16 May, 2008 – Soaring freight costs - driven by panic buying of foodstuffs and massive demand from China to import iron ore – are adding further inflationary pressure to the price of basic commodities, experts warn.
The cost of shipping raw materials like grain rose to record highs this week as the Baltic Dry Index of shipping costs yesterday climbed by 3.9% to 11,067 points.
This globally recognised index has climbed by 150% in under 18 months - on top of a ten-fold increase between 2000-2007.
Peter Norfolk, research chief at ship broker Simpson, Spence and Young, said: “The main reason for the surge is demand for iron ore in China but consumption of commodities is high across the board.”
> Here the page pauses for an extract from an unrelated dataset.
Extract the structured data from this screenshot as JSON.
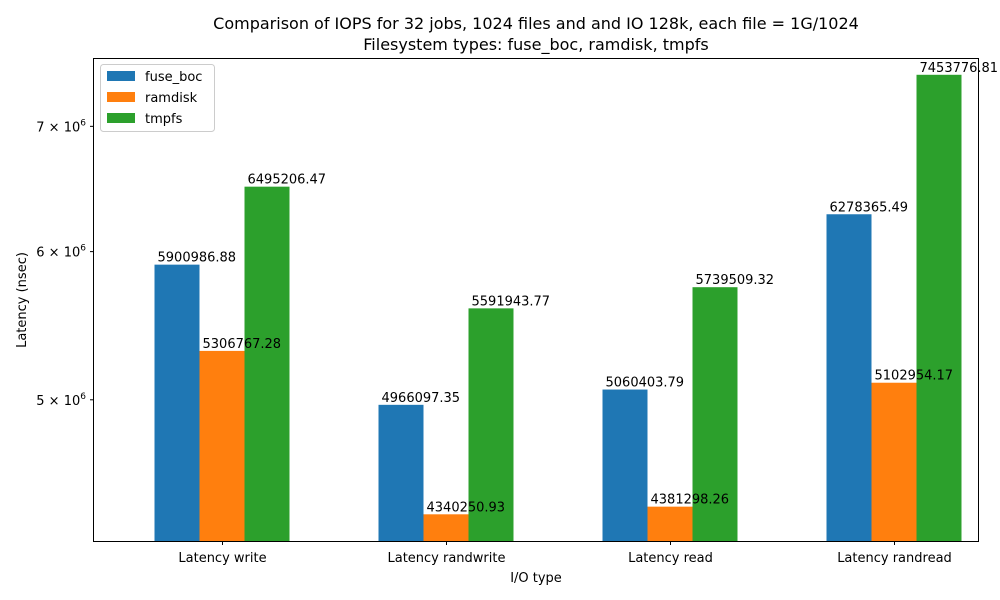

Another analyst said there were too few new ships entering the market to meet rising demand meaning the cost of hiring the largest vessels had almost doubled in the last year to US$200,000 a day.
Shipping experts also said that while iron ore was the major driver behind the price increases, surging demand for agricultural commodities and foodstuffs was triggering panic buying as countries aimed to bolster their reserve stocks.
Philippe Van den Abeele, of London-based shipping hedge fund Castalia, said: “The cherry on the cake is the fresh demand for Latin America’s grain and soybean exports.”
The increase in global consumption of commodities has also lead to congestion in major ports in Brazil, Australia and to a lesser extent in China. In many cases, turnaround times for cargo ships have risen. This has reduced the number of ships available at any given time - raising concerns that freight prices could be forced even higher.